The Song of David(106)



We had a reception at the bar that was more after-party than anything, and Millie and I danced until we were breathless, but left when it was still in full swing. I wasn’t supposed to drive, so Mikey played chauffeur and drove us to our hotel, dragging boxing gloves and cans and a pair of Axel’s size 16 shoes from the bumper, blaring “Accidental Babies”—Millie’s request—as we made out in the backseat.

Speaking of accidental babies, we found out Millie was pregnant exactly a month after the wedding. It wasn’t really accidental at all. Millie had willed it to happen, I think. Once chemotherapy and radiation started, there wouldn’t be any little Taggerts until it was over—whatever ‘over’ meant. So she made sure it happened before. She was strengthening the team, calling in new recruits, making sure I had every reason to dig deep. We kept the all or nothing mindset. And we celebrated the news and refused to see the giants lurking in the shadows, making us fearful of what was to come.

I was just glad she wouldn’t be able to dance around that damn pole for much longer. I hadn’t wanted to show my inner caveman—and let’s be honest, my inner caveman is an outtie—but I wasn’t crazy about other men looking at my wife dancing around a pole. I suggested she should play her guitar a couple of nights a week at the bar instead, but she seemed content to keep the dancing in the basement and add some pre-natal yoga classes to the Tag Team fitness schedule, and actually pulled in quite a few new memberships.

Moses did his best to keep death away, and I let him believe I thought he could. I’d come close enough with that first round of chemo to know better. Nobody could stave it off when it finally came. And I watched it come for many suffering around me at the same treatment center. I was grateful Millie couldn’t see them. In some ways, it was a small mercy.

I’d been referred to the Huntsman Cancer Institute and upon further analysis, my tumor had been downgraded from a stage four glioblastoma to a stage three anaplastic astrocytoma. That was good news. Gigantic news. It changed a terminal diagnosis into a diagnosis threaded with hope. But the good news was cut off at the knees when the tendrils of the tumor I’d had removed refused to die, and month after month my MRI results hardly varied.

But bad news or good news, we still celebrated. We laughed. We loved. I kept singing and Millie kept dancing—if only for each other. She said as long as I kept singing she wouldn’t lose me. And it seemed to be working. Her belly grew, my businesses did too, and Henry grew most of all. He shot up over the summer and started packing on muscle with continued guidance at the gym. With his short hair and changed body, he was hardly recognizable when he started his junior year in high school.

Henry had stopped looking for giants around every corner. Instead of giants, we were looking for miracles. It’s strange, the more we looked the more we found, and Henry kept an ongoing, detailed log of our finds and recited them every day.
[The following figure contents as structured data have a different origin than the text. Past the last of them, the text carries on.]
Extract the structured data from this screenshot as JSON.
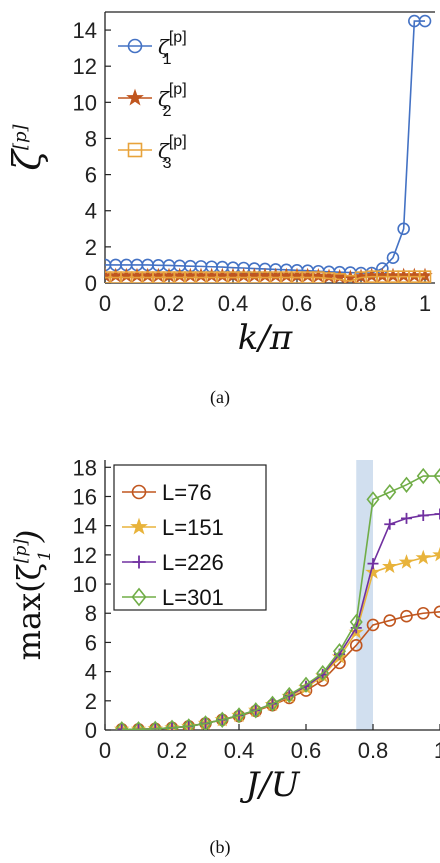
{
  "chart_data": [
    {
      "type": "line",
      "panel_caption": "(a)",
      "xlabel": "k/π",
      "ylabel": "ζ",
      "ylabel_sup": "[p]",
      "xlim": [
        0,
        1
      ],
      "ylim": [
        0,
        15
      ],
      "xticks": [
        0,
        0.2,
        0.4,
        0.6,
        0.8,
        1
      ],
      "xtick_labels": [
        "0",
        "0.2",
        "0.4",
        "0.6",
        "0.8",
        "1"
      ],
      "yticks": [
        0,
        2,
        4,
        6,
        8,
        10,
        12,
        14
      ],
      "ytick_labels": [
        "0",
        "2",
        "4",
        "6",
        "8",
        "10",
        "12",
        "14"
      ],
      "legend_position": "top-left",
      "x": [
        0,
        0.0333,
        0.0667,
        0.1,
        0.1333,
        0.1667,
        0.2,
        0.2333,
        0.2667,
        0.3,
        0.3333,
        0.3667,
        0.4,
        0.4333,
        0.4667,
        0.5,
        0.5333,
        0.5667,
        0.6,
        0.6333,
        0.6667,
        0.7,
        0.7333,
        0.7667,
        0.8,
        0.8333,
        0.8667,
        0.9,
        0.9333,
        0.9667,
        1
      ],
      "series": [
        {
          "name": "ζ",
          "name_sup": "[p]",
          "name_sub": "1",
          "marker": "circle",
          "color": "#4472c4",
          "values": [
            1.0,
            1.0,
            1.0,
            1.0,
            1.0,
            0.98,
            0.97,
            0.95,
            0.93,
            0.92,
            0.9,
            0.88,
            0.85,
            0.83,
            0.8,
            0.78,
            0.75,
            0.73,
            0.7,
            0.68,
            0.65,
            0.62,
            0.6,
            0.58,
            0.55,
            0.55,
            0.8,
            1.4,
            3.0,
            14.5,
            14.5
          ]
        },
        {
          "name": "ζ",
          "name_sup": "[p]",
          "name_sub": "2",
          "marker": "star",
          "color": "#c0561f",
          "values": [
            0.4,
            0.4,
            0.4,
            0.4,
            0.4,
            0.4,
            0.4,
            0.4,
            0.4,
            0.4,
            0.4,
            0.4,
            0.4,
            0.4,
            0.4,
            0.4,
            0.4,
            0.4,
            0.4,
            0.4,
            0.38,
            0.35,
            0.33,
            0.3,
            0.35,
            0.4,
            0.4,
            0.4,
            0.4,
            0.4,
            0.4
          ]
        },
        {
          "name": "ζ",
          "name_sup": "[p]",
          "name_sub": "3",
          "marker": "square",
          "color": "#e8a33b",
          "values": [
            0.3,
            0.3,
            0.3,
            0.3,
            0.3,
            0.3,
            0.3,
            0.3,
            0.3,
            0.3,
            0.3,
            0.3,
            0.3,
            0.3,
            0.3,
            0.3,
            0.3,
            0.3,
            0.3,
            0.3,
            0.3,
            0.25,
            0.2,
            0.1,
            0.3,
            0.35,
            0.35,
            0.35,
            0.35,
            0.35,
            0.35
          ]
        }
      ]
    },
    {
      "type": "line",
      "panel_caption": "(b)",
      "xlabel": "J/U",
      "ylabel": "max(ζ",
      "ylabel_sup": "[p]",
      "ylabel_sub": "1",
      "ylabel_close": ")",
      "xlim": [
        0,
        1
      ],
      "ylim": [
        0,
        18.5
      ],
      "xticks": [
        0,
        0.2,
        0.4,
        0.6,
        0.8,
        1
      ],
      "xtick_labels": [
        "0",
        "0.2",
        "0.4",
        "0.6",
        "0.8",
        "1"
      ],
      "yticks": [
        0,
        2,
        4,
        6,
        8,
        10,
        12,
        14,
        16,
        18
      ],
      "ytick_labels": [
        "0",
        "2",
        "4",
        "6",
        "8",
        "10",
        "12",
        "14",
        "16",
        "18"
      ],
      "shaded_region_x": [
        0.75,
        0.8
      ],
      "shade_color": "#c9d9ec",
      "legend_position": "top-left",
      "x": [
        0.05,
        0.1,
        0.15,
        0.2,
        0.25,
        0.3,
        0.35,
        0.4,
        0.45,
        0.5,
        0.55,
        0.6,
        0.65,
        0.7,
        0.75,
        0.8,
        0.85,
        0.9,
        0.95,
        1.0
      ],
      "series": [
        {
          "name": "L=76",
          "marker": "circle",
          "color": "#c0561f",
          "values": [
            0.05,
            0.05,
            0.08,
            0.15,
            0.25,
            0.45,
            0.7,
            0.95,
            1.3,
            1.7,
            2.2,
            2.7,
            3.4,
            4.6,
            5.8,
            7.2,
            7.5,
            7.8,
            8.0,
            8.1
          ]
        },
        {
          "name": "L=151",
          "marker": "star",
          "color": "#e8b33b",
          "values": [
            0.05,
            0.05,
            0.08,
            0.15,
            0.25,
            0.45,
            0.7,
            1.0,
            1.35,
            1.75,
            2.3,
            2.9,
            3.7,
            5.0,
            6.7,
            10.8,
            11.2,
            11.5,
            11.8,
            12.0
          ]
        },
        {
          "name": "L=226",
          "marker": "plus",
          "color": "#7030a0",
          "values": [
            0.05,
            0.05,
            0.08,
            0.15,
            0.25,
            0.45,
            0.7,
            1.0,
            1.35,
            1.8,
            2.35,
            3.0,
            3.8,
            5.2,
            7.0,
            11.4,
            14.1,
            14.5,
            14.7,
            14.8
          ]
        },
        {
          "name": "L=301",
          "marker": "diamond",
          "color": "#70ad47",
          "values": [
            0.05,
            0.05,
            0.08,
            0.15,
            0.25,
            0.45,
            0.7,
            1.0,
            1.35,
            1.8,
            2.4,
            3.1,
            3.9,
            5.4,
            7.4,
            15.8,
            16.3,
            16.8,
            17.4,
            17.4
          ]
        }
      ]
    }
  ]
}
MILLIE’S LABOR LASTED a long time. Too long. But we made it. We all made it. Millie handled it like a champ, which wasn’t surprising; she was good at almost everything she tried. He was a big boy—nine pounds, eight ounces, twenty-two inches long and he looked so much like me I could only laugh . . . and cry. He was completely bald, which made him look even more like me. I’d lost all my hair with the radiation, and had kept it short ever since. Henry just nodded sagely like our resemblance was a given.

Millie thought we should let Henry name him, and I braced myself for a son named after Japanese beef or something equally exotic that would sound ridiculous on a little white boy. Instead he thought carefully and pronounced him David Moses, which worked for me. Interestingly enough though, Millie, who’d never warmed up to my nickname, called him Mo. She said I was her David, and the little guy needed his own identity in the house. She was certain Moses wouldn’t mind sharing his nickname, and when Moses heard the news, he said little Mo could have it, he didn’t want it. He hated it when I called him Mo. But I knew he was secretly thrilled.

Little Mo might have been a big baby, but he was still so small we held him for three days straight for fear we would lose him if we laid him down. Millie broke down a few days before he was born, telling me how afraid she was that she wouldn’t be able to take care of him, but I never doubted her. She was a natural. What she didn’t know, she figured out, and she figured it out quick. She approached motherhood with the same attitude she approached everything, and she’d been mothering Henry for a long time. She wasn’t exactly new to the job.